Signalée à l'Ouest, la peur de la maladie fait du chemin dans la province du Nord-Ouest
L'épidémie de la peste porcine africaine n'épargne pas le Nord-Ouest. Le gouverneur de la province suivi dans sa démarche par le premier adjoint préfectoral de la Mezam Sombe Simon ont récemment pris deux décisions interdisant formellement le mouvement ou la commercialisation des porcs entre les provinces du Nord-Ouest et de l'Ouest. Malgré ces décisions, certains commerçants véreux de la province de l'ouest passent par des chemins détournés et inondent les marchés du Nord-Ouest de ces bêtes. Le Dr. vétérinaire Yesi a récemment déniché un cas frappant.
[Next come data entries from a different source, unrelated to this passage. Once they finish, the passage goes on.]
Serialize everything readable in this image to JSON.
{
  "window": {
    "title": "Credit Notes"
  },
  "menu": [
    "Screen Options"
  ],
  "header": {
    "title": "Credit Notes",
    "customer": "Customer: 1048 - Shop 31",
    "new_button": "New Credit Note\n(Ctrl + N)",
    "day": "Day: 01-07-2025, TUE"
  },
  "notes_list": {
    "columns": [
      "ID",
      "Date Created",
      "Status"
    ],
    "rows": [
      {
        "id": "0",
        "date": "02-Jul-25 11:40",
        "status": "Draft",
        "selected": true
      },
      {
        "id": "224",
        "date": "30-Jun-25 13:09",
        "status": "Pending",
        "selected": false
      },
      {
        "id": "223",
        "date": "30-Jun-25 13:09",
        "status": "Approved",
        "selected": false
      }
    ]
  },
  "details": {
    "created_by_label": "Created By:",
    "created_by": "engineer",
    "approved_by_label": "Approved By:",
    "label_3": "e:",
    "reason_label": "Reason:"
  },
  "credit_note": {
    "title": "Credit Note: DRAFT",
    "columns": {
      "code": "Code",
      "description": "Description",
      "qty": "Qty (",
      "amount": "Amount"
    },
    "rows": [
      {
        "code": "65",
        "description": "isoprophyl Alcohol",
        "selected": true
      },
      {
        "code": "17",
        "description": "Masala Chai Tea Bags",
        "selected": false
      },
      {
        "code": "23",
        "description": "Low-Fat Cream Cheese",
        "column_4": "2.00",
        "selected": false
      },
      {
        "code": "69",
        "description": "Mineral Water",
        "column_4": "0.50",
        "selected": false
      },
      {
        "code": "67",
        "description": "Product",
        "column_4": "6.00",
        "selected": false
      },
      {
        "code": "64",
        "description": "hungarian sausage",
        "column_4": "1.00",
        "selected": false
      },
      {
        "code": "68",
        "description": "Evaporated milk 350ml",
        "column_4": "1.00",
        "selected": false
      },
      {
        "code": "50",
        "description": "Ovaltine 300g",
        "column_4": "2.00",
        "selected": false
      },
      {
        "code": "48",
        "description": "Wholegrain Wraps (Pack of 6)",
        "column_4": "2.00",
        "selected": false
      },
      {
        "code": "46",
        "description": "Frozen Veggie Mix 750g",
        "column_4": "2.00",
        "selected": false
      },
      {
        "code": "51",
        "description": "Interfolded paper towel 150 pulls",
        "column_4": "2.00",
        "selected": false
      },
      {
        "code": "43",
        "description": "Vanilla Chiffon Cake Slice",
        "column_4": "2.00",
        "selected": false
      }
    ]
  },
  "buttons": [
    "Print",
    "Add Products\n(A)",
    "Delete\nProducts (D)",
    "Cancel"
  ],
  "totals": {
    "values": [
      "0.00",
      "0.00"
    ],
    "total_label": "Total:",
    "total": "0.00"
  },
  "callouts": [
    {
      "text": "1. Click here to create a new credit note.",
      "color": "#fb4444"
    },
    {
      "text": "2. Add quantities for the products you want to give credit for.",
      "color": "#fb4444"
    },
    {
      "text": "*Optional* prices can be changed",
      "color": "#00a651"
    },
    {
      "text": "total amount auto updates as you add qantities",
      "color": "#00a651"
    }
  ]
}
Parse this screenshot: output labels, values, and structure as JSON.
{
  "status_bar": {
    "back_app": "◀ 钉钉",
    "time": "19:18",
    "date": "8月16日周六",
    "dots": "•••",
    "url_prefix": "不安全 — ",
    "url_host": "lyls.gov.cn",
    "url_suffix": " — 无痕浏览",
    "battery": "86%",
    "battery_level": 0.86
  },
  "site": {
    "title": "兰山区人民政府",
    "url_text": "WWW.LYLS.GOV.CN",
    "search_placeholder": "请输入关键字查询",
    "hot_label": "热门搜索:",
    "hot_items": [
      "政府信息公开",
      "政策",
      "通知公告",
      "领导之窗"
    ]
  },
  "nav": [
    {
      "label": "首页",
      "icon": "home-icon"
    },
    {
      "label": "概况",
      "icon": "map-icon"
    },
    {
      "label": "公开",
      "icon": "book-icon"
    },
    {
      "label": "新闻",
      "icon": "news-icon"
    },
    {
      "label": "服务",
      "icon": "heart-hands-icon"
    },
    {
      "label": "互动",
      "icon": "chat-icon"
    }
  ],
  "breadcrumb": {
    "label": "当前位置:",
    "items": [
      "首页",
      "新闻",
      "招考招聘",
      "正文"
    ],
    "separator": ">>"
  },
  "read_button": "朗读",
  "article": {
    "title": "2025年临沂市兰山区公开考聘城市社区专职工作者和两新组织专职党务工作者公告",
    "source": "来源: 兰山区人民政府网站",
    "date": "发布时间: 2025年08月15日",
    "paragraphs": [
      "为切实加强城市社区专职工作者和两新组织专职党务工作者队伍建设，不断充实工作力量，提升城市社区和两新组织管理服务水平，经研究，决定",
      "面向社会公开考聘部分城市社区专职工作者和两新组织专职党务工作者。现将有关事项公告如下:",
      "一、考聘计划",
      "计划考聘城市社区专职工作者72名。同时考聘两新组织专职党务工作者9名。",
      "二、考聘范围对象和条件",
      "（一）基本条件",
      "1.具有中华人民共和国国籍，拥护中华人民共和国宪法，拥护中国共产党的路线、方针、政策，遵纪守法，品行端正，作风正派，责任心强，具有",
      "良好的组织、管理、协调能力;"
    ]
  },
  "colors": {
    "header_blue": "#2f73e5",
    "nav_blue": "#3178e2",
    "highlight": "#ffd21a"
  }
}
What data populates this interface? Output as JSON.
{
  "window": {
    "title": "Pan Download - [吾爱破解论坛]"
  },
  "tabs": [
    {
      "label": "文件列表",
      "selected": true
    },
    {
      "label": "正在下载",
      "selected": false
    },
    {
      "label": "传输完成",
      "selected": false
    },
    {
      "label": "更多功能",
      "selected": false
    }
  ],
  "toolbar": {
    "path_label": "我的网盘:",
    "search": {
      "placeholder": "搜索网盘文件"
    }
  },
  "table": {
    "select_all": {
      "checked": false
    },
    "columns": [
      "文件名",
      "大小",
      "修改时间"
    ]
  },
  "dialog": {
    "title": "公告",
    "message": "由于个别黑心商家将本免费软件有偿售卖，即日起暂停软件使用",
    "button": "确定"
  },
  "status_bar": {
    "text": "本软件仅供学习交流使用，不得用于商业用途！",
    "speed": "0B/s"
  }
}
Interpellé à Santa puis relaxé pour cause d'absence de structure communale de conservation ou de mise en fourrière, un de ces commerçants s'est retrouvé le lendemain avec les mêmes bêtes au marché de Guzang dans le département de la Momo.
Afin de sensibiliser éleveurs et commerçants sur le fléau, d'organiser la filière porcine et surtout d'améliorer la productivité la North West Livestock Development Fund (Cdno), en partenariat avec Prolicom, a organisé un séminaire d'un jour à Bamenda jeudi 22 juin 2006.
Ce séminaire rentrait dans le cadre d'une convention signée entre les deux structures en 2003 et qui consistait à développer l'élevage (volaille, porcine, vache laitière et bovin) dans le Nord-Ouest. Tous les participants venant des quatre coins de la province ont été unanimes à reconnaître le bien-fondé de ce séminaire, qui vient à point nommé à un moment où la peste porcine africaine est aux portes de la province, provoquant une peur généralisée parmi les éleveurs.
Les explications du vétérinaire Ndi Christopher consistaient à amener les éleveurs à vivre avec cette épizootie si la province venait à être infectée, car aucun médicament ne peut la guérir, la seule mesure prophylactique consistant en une bonne l'hygiène.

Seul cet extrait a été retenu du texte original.